Kitterman polled the audience and estimated that approximately 25 percent were aware that Microsoft offers the free 750 hours of usage with their MSDN subscriptions. One attendee who is aware of the offer said one show-stopper for signing up is the requirement to give a credit card number before taking advantage of the free Windows Azure usage. While Kitterman didn't say whether that would change, he acknowledged that some have an issue with that. Others simply aren't ready to use the cloud.
Jeremy Gruenwald, an application architect with the accounting firm Grant Thornton LLP, after the keynote said he set up an Azure account but is reluctant to use it due to the fact that applications are architected to run on premise. "Honestly our decision isn't really about the pricing, though obviously pricing enters into it," Gruenwald said. "But ours is more about figuring out how to manage our data. We have all these existing applications that are built under the assumption that they've got on premise, cross-database access. We just have to learn how to make that transition."
As one of the world's largest accounting firms, privacy and compliance are also key issues, Gruenwald said. "The idea of putting client data in the cloud has a lot of people nervous," he said. Kitterman acknowledged that concern in his session, but said organizations can use the cloud for certain capabilities without coming against these restrictions.

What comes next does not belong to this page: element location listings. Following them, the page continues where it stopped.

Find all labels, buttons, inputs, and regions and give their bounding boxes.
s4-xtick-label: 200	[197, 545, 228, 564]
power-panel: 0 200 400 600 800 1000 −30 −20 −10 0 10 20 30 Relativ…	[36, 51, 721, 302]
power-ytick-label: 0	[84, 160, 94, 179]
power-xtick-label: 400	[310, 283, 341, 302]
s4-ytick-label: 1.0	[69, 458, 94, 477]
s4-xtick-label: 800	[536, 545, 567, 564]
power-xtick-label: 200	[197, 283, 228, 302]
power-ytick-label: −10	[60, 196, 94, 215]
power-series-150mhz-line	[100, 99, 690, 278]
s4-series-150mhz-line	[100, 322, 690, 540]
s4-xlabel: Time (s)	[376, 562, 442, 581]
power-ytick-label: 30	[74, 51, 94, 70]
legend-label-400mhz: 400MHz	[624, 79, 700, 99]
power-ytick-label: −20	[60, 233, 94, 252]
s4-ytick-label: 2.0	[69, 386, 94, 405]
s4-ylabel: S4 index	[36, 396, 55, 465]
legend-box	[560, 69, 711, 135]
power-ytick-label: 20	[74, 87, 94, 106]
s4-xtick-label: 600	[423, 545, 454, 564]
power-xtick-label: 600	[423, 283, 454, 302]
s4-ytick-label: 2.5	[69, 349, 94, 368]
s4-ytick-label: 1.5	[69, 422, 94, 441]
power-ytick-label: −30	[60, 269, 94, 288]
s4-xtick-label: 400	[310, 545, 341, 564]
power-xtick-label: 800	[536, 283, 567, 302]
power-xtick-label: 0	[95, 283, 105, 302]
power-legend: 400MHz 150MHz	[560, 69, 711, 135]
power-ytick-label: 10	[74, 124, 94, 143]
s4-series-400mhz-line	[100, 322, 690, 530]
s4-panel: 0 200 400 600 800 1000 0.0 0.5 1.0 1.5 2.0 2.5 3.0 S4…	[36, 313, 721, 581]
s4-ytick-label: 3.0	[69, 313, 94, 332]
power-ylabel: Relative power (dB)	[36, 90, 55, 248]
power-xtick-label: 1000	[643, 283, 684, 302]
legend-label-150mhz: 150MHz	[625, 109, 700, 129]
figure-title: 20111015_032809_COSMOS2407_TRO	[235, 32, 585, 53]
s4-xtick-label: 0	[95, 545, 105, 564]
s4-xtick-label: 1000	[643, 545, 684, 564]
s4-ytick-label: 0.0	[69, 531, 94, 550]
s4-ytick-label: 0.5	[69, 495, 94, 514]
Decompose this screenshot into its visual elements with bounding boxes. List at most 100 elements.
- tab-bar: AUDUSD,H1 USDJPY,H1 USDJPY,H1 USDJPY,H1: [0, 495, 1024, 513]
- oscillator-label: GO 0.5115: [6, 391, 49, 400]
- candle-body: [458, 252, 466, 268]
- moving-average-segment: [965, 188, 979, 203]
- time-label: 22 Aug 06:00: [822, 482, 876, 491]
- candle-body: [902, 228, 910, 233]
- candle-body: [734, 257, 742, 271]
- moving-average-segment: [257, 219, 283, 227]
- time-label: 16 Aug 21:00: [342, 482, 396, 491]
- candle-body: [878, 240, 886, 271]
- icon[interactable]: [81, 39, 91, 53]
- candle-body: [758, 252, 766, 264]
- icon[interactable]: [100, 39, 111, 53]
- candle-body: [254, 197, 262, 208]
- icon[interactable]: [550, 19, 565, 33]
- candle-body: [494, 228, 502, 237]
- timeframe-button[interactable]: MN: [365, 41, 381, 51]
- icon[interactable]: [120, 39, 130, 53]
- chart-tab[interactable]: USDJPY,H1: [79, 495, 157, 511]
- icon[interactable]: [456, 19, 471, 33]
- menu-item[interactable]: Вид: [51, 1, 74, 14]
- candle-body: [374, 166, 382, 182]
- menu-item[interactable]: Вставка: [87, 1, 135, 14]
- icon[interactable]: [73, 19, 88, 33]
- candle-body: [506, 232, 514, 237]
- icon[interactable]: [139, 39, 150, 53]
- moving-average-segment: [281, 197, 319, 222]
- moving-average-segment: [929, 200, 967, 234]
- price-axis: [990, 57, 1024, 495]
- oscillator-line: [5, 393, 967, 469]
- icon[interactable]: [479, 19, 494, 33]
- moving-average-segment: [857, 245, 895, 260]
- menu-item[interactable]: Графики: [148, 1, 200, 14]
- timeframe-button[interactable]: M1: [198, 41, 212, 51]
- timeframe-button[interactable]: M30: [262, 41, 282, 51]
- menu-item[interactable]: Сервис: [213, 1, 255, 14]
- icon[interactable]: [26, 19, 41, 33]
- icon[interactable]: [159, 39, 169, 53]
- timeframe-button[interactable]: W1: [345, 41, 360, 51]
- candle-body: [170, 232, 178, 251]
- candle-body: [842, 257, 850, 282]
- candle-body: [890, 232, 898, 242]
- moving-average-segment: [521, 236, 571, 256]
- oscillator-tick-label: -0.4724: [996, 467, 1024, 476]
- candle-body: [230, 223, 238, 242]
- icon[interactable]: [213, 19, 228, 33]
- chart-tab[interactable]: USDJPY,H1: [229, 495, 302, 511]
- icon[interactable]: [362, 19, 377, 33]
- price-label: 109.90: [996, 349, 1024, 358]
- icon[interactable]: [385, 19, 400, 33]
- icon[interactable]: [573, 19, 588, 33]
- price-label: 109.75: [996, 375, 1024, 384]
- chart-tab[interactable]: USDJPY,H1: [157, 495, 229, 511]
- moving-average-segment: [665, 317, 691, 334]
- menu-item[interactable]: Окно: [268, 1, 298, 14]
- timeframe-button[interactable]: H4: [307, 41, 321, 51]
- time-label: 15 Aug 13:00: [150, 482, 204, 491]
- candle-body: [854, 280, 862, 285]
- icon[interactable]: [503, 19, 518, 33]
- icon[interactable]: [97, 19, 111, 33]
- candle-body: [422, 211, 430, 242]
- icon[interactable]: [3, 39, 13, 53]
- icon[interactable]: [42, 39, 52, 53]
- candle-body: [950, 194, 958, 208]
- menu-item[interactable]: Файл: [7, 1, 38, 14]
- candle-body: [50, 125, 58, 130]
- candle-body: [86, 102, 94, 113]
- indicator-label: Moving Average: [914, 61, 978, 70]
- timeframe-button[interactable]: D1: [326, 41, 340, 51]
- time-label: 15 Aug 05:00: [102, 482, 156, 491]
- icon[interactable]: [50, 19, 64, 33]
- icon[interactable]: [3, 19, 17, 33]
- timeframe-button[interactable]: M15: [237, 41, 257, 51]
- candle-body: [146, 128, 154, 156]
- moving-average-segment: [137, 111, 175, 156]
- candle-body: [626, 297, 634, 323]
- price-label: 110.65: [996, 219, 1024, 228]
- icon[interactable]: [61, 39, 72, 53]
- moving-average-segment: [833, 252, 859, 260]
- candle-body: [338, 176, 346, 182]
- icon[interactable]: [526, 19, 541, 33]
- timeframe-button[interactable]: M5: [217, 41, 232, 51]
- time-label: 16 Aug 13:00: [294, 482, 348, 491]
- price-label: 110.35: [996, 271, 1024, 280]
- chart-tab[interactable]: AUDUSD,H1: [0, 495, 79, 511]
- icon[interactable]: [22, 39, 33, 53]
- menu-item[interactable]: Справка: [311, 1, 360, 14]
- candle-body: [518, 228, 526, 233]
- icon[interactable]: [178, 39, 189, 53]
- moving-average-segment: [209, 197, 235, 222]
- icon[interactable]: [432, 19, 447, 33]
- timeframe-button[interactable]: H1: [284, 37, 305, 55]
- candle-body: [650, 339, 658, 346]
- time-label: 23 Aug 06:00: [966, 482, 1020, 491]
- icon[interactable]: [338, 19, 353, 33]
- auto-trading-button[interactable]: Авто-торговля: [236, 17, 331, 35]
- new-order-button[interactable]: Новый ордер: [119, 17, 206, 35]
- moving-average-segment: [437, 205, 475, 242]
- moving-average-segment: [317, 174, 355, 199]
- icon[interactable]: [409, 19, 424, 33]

"In certain cases where people have specific regulatory issues, where they can't put data in the cloud, we have the capability to do things with virtual networking where they can put some of their assets and resources and applications in the cloud while keeping some other things back on premises," Kitterman said in an interview with Visual Studio Magazine editor in chief Keith Ward . "So they really have a lot of flexibility to do hybrid architectures but meet all their security and compliance needs."
Corey Nease, an associate applications analyst at Integrys, an energy company based in Chicago, said he hopes Microsoft extends and enhances the offer. "I hope they keep the free things because I have already spun up a free instance of TFS 2012 that our company is going to migrate to eventually," Nease said. "So I think it would be nice, especially since our whole company has MSDN, and they don't utilize it very well."
Kitterman emphasized developers should take advantage of the free Windows Azure usage with their MSDN subscriptions and try using it to develop and test their apps. "Take advantage of that MSDN Windows Azure benefit," he urged attendees. "Go play around with things like Windows Azure Web Sites and think about how that's going to change the way you think about designing your next project. You can easily deploy and update, very fast and very, very quickly and have the ability to scale on demand so you never run into capacity issues."